Talia Escobedo was on a similar journey seeking Jewish organizations and individuals that shared her vision for Jewish theater and storytelling. While Pinkney was attempting to merge theater arts into his rabbinical education, Escobedo was the only Jewish student in her MFA program in theater management, and found herself struggling to merge Judaism into her artistic community.
“I found myself in this weird position working in the [theater] industry, because although there are so many Jewish artists and producers at the helm, no one really talks about…producing shows specifically about Judaism,” said Escobedo. “I felt like this kind of rift, in terms of my own personal identity and my work life. They just felt like they kept going farther and farther apart.”
Searching for a way to merge theater management and Judaism led Escobedo to The Workshop. Now, Escobedo and Pinkney work together to expand Jewish storytelling beyond its traditional confines.
“I’m a Mexican Jew. My grandfather was a Holocaust survivor from Lithuania. My whole family kind of settled into Mexico afterwards.
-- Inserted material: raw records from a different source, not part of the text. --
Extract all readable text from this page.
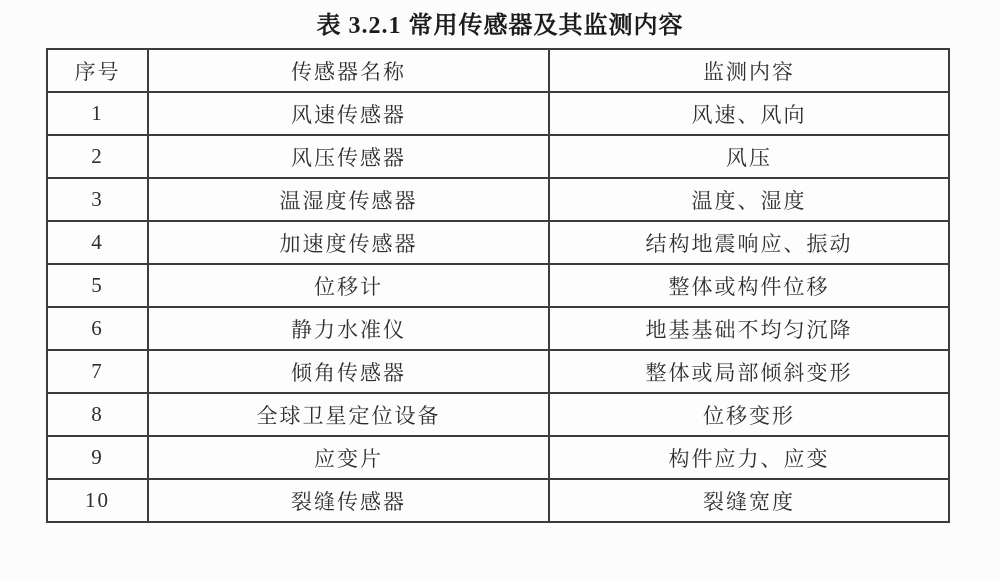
表 3.2.1 常用传感器及其监测内容
序号	传感器名称	监测内容
1	风速传感器	风速、风向
2	风压传感器	风压
3	温湿度传感器	温度、湿度
4	加速度传感器	结构地震响应、振动
5	位移计	整体或构件位移
6	静力水准仪	地基基础不均匀沉降
7	倾角传感器	整体或局部倾斜变形
8	全球卫星定位设备	位移变形
9	应变片	构件应力、应变
10	裂缝传感器	裂缝宽度
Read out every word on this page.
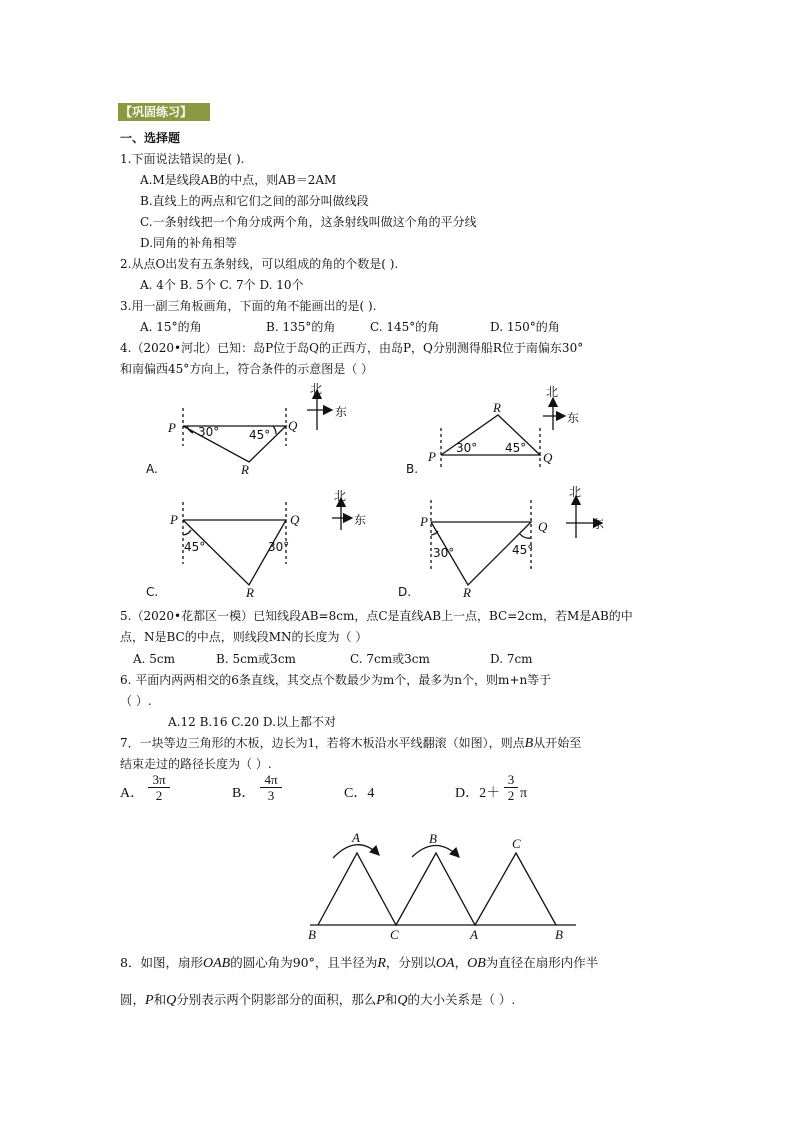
【巩固练习】
一、选择题
1.下面说法错误的是( ).
A.M是线段AB的中点，则AB＝2AM
B.直线上的两点和它们之间的部分叫做线段
C.一条射线把一个角分成两个角，这条射线叫做这个角的平分线
D.同角的补角相等
2.从点O出发有五条射线，可以组成的角的个数是( ).
A. 4个 B. 5个 C. 7个 D. 10个
3.用一副三角板画角，下面的角不能画出的是( ).
A. 15°的角	B. 135°的角	C. 145°的角	D. 150°的角
4.（2020•河北）已知：岛P位于岛Q的正西方，由岛P，Q分别测得船R位于南偏东30°
和南偏西45°方向上，符合条件的示意图是（ ）
P	Q
R
30° 45°
北
东
A.
P	Q
R
30° 45°
北
东
B.
P	Q
R
45°	30°
北
东
C.
P	Q
R
30°	45°
北
东
D.
A	B	C
B	C	A	B
5.（2020•花都区一模）已知线段AB=8cm，点C是直线AB上一点，BC=2cm，若M是AB的中
点，N是BC的中点，则线段MN的长度为（ ）
A. 5cm	B. 5cm或3cm	C. 7cm或3cm	D. 7cm
6. 平面内两两相交的6条直线，其交点个数最少为m个，最多为n个，则m+n等于
（ ）.
A.12 B.16 C.20 D.以上都不对
7．一块等边三角形的木板，边长为1，若将木板沿水平线翻滚（如图），则点B从开始至
结束走过的路径长度为（ ）.
A． $\frac{3\pi}{2}$	B． $\frac{4\pi}{3}$	C．4	D．$2+ \frac{3}{2}$ π
8．如图，扇形OAB的圆心角为90°，且半径为R，分别以OA，OB为直径在扇形内作半
圆，P和Q分别表示两个阴影部分的面积，那么P和Q的大小关系是（ ）.
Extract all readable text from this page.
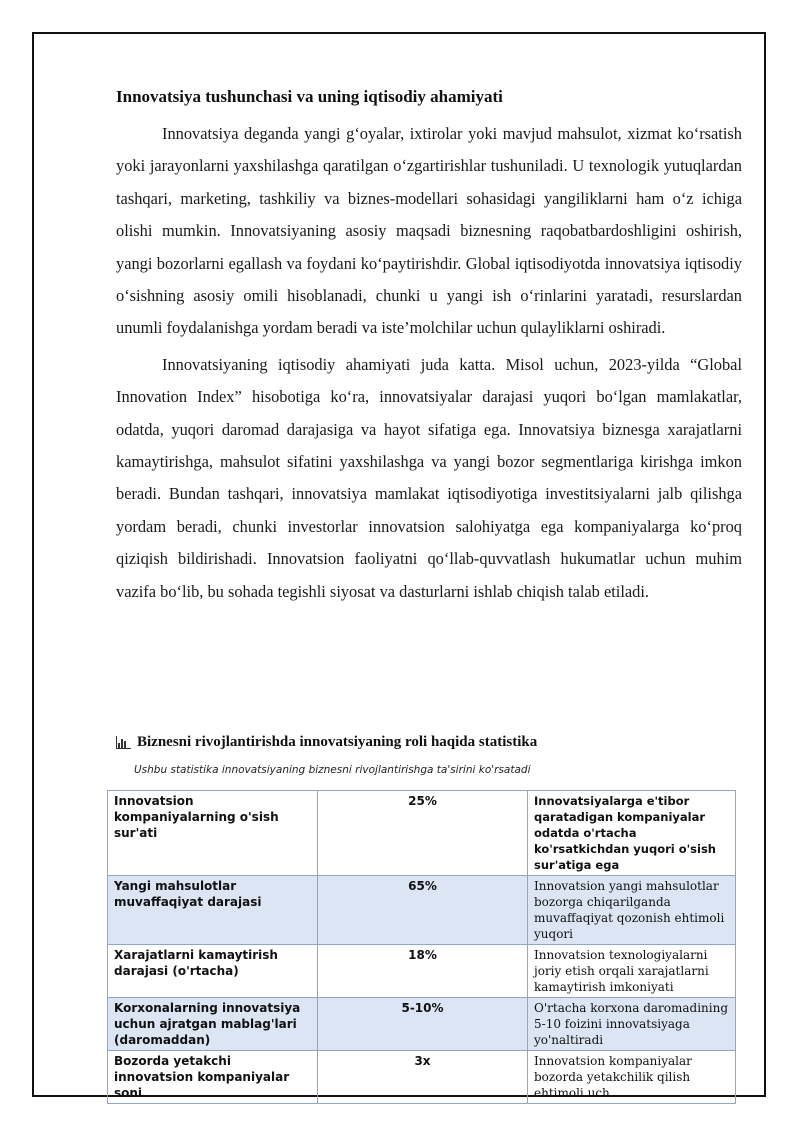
Innovatsiya tushunchasi va uning iqtisodiy ahamiyati

Innovatsiya deganda yangi g‘oyalar, ixtirolar yoki mavjud mahsulot, xizmat ko‘rsatish yoki jarayonlarni yaxshilashga qaratilgan o‘zgartirishlar tushuniladi. U texnologik yutuqlardan tashqari, marketing, tashkiliy va biznes-modellari sohasidagi yangiliklarni ham o‘z ichiga olishi mumkin. Innovatsiyaning asosiy maqsadi biznesning raqobatbardoshligini oshirish, yangi bozorlarni egallash va foydani ko‘paytirishdir. Global iqtisodiyotda innovatsiya iqtisodiy o‘sishning asosiy omili hisoblanadi, chunki u yangi ish o‘rinlarini yaratadi, resurslardan unumli foydalanishga yordam beradi va iste’molchilar uchun qulayliklarni oshiradi.

Innovatsiyaning iqtisodiy ahamiyati juda katta. Misol uchun, 2023-yilda “Global Innovation Index” hisobotiga ko‘ra, innovatsiyalar darajasi yuqori bo‘lgan mamlakatlar, odatda, yuqori daromad darajasiga va hayot sifatiga ega. Innovatsiya biznesga xarajatlarni kamaytirishga, mahsulot sifatini yaxshilashga va yangi bozor segmentlariga kirishga imkon beradi. Bundan tashqari, innovatsiya mamlakat iqtisodiyotiga investitsiyalarni jalb qilishga yordam beradi, chunki investorlar innovatsion salohiyatga ega kompaniyalarga ko‘proq qiziqish bildirishadi. Innovatsion faoliyatni qo‘llab-quvvatlash hukumatlar uchun muhim vazifa bo‘lib, bu sohada tegishli siyosat va dasturlarni ishlab chiqish talab etiladi.

Biznesni rivojlantirishda innovatsiyaning roli haqida statistika
Ushbu statistika innovatsiyaning biznesni rivojlantirishga ta'sirini ko'rsatadi
Innovatsion kompaniyalarning o'sish sur'ati	25%	Innovatsiyalarga e'tibor qaratadigan kompaniyalar odatda o'rtacha ko'rsatkichdan yuqori o'sish sur'atiga ega
Yangi mahsulotlar muvaffaqiyat darajasi	65%	Innovatsion yangi mahsulotlar bozorga chiqarilganda muvaffaqiyat qozonish ehtimoli yuqori
Xarajatlarni kamaytirish darajasi (o'rtacha)	18%	Innovatsion texnologiyalarni joriy etish orqali xarajatlarni kamaytirish imkoniyati
Korxonalarning innovatsiya uchun ajratgan mablag'lari (daromaddan)	5-10%	O'rtacha korxona daromadining 5-10 foizini innovatsiyaga yo'naltiradi
Bozorda yetakchi innovatsion kompaniyalar soni	3x	Innovatsion kompaniyalar bozorda yetakchilik qilish ehtimoli uch
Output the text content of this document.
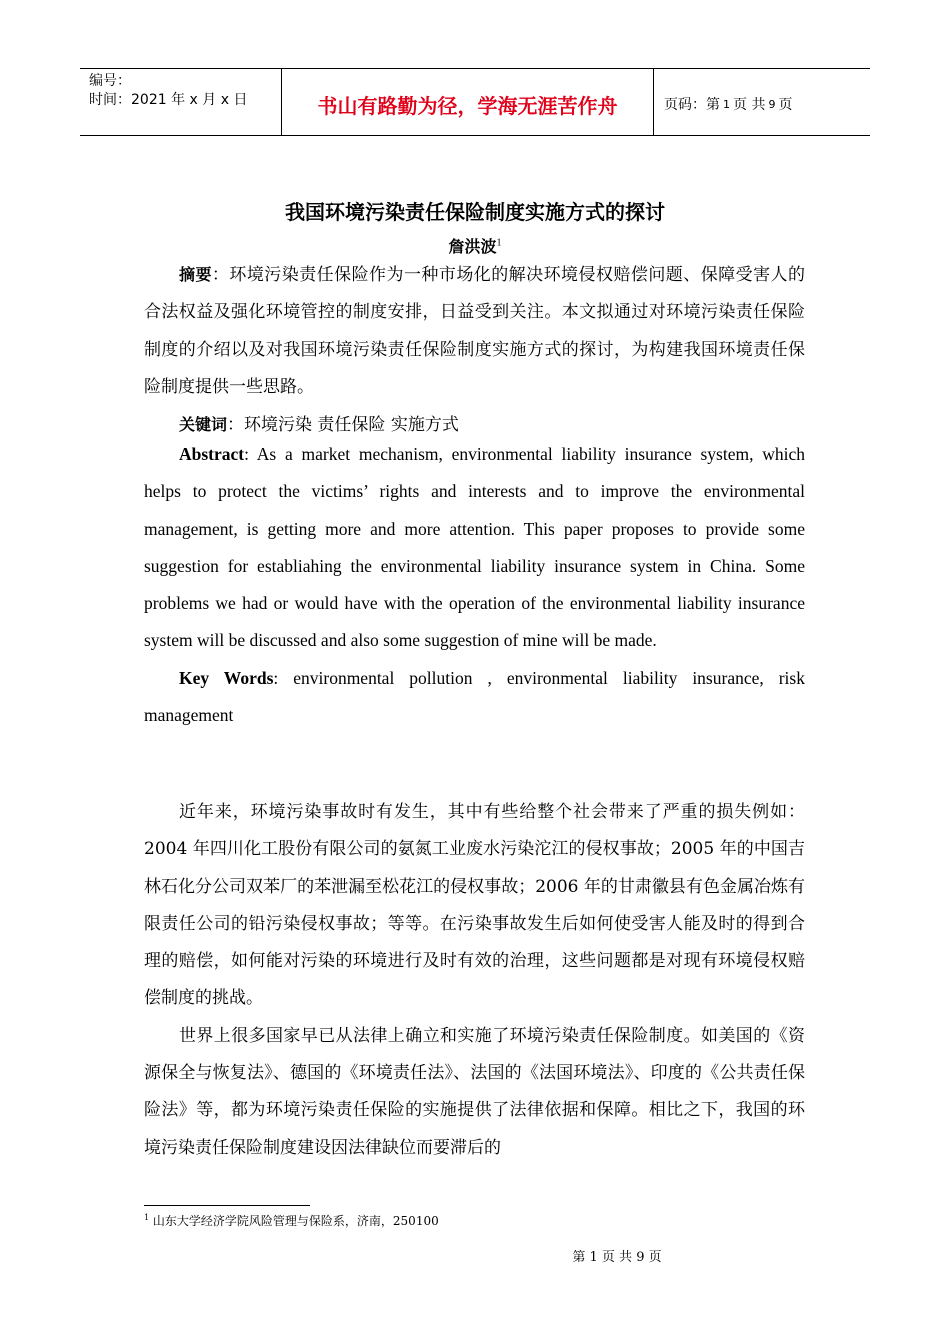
编号：
时间：2021 年 x 月 x 日	书山有路勤为径，学海无涯苦作舟	页码：第 1 页 共 9 页
我国环境污染责任保险制度实施方式的探讨
詹洪波$^1$

摘要：环境污染责任保险作为一种市场化的解决环境侵权赔偿问题、保障受害人的合法权益及强化环境管控的制度安排，日益受到关注。本文拟通过对环境污染责任保险制度的介绍以及对我国环境污染责任保险制度实施方式的探讨，为构建我国环境责任保险制度提供一些思路。

关键词：环境污染 责任保险 实施方式

Abstract: As a market mechanism, environmental liability insurance system, which helps to protect the victims’ rights and interests and to improve the environmental management, is getting more and more attention. This paper proposes to provide some suggestion for establiahing the environmental liability insurance system in China. Some problems we had or would have with the operation of the environmental liability insurance system will be discussed and also some suggestion of mine will be made.

Key Words: environmental pollution , environmental liability insurance, risk management

近年来，环境污染事故时有发生，其中有些给整个社会带来了严重的损失例如：2004 年四川化工股份有限公司的氨氮工业废水污染沱江的侵权事故；2005 年的中国吉林石化分公司双苯厂的苯泄漏至松花江的侵权事故；2006 年的甘肃徽县有色金属冶炼有限责任公司的铅污染侵权事故；等等。在污染事故发生后如何使受害人能及时的得到合理的赔偿，如何能对污染的环境进行及时有效的治理，这些问题都是对现有环境侵权赔偿制度的挑战。

世界上很多国家早已从法律上确立和实施了环境污染责任保险制度。如美国的《资源保全与恢复法》、德国的《环境责任法》、法国的《法国环境法》、印度的《公共责任保险法》等，都为环境污染责任保险的实施提供了法律依据和保障。相比之下，我国的环境污染责任保险制度建设因法律缺位而要滞后的

$^1$ 山东大学经济学院风险管理与保险系，济南，250100
第 1 页 共 9 页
So those two parts of my identity have also been something that I’m always looking to kind of put on a platform and talk about,” Escobedo said. “I find that very often in the Jewish theater world, you’re getting very singular narratives. I was really excited to explore what it would look like to not focus on just another Fiddler on the Roof revival, or only Holocaust stories, as they are often the only Jewish stories we tell to large audiences. Those stories are incredibly powerful but there are also so many others that are going untold.”
The Workshop is currently in the second year of its fellowship programming, in which four to eight fellows form a year-long cohort. Already, its vision has evolved beyond the core year-long fellowship experience. In its first year, The Workshop also partnered with George Street Playhouse, a professional theater in New Jersey, which was producing a musical of Walk on the Moon. Based on a movie of the same title, the play takes place on an imagined Jewish commune in the Catskills in 1969, the year of the moon landing. This led to the creation of the Walk on the Moon Fellows, a four-month fellowship that placed three BIPOC (two of whom were JoC) creatives located in New York and New Jersey in creative departments to gain mentorship, work experience and equitable pay from Walk on the Moon production. “We don’t believe in people doing work for free,” said Pinkney.
This expanded fellowship offering is in part thanks to funding and mentorship The Workshop gained from JoCI. Pinkney was part of the first cohort of the JoCI Incubator and described it as an early experience of genuine JoC community: “Being part of the JoCI Incubator, the first pilot program, there was a sense of belonging as a Jew of Color and as someone who was kind of shepherding an idea towards greater realization. So I felt very affirmed and very supported by the JoCI staff,” said Pinkney.
Escobedo, who handles the logistical side of The Workshop, described how JoCI’s support led to theater partnerships in the Bay Area and with the Shakespeare and Co. company in Lennox, Massachusetts. “Our funding from JoCI really helps us get the word out and expand and have a bit more of a national impact,” said Escobedo.
Pinkney’s time in the JoCI Incubator was one of several crucial mentorship experiences that helped him define his vision for The Workshop. “I want to speak to one thing that has made all the difference in my life. And that is mentorship,” said Pinkney. “It is worth its weight in gold. I cannot emphasize it enough.” Pinkney described a “theory of mentorship” that has formed over the years: a diverse array of mentors, those who provide support financially, emotionally, or career-wise, is crucial in developing the skillset and network necessary to realize a mission, or achieve professional goals, especially as individuals with marginalized identities.
Supporting systems for mentorship has material impacts on the field for JoC. “I often like to say artists are the new rabbis. So if it’s not already one of your priorities to fund Jewish arts and culture, you might want to make it one. There’s a Jewish cultural renaissance happening. It’s substantial. There are a ton of creatives who are interested in exploring the texts and traditions of their heritage,” said Pinkney. “Even just seeing our fellows grow in their self-understanding, and seeing that reflected in their art, is just mind blowing.”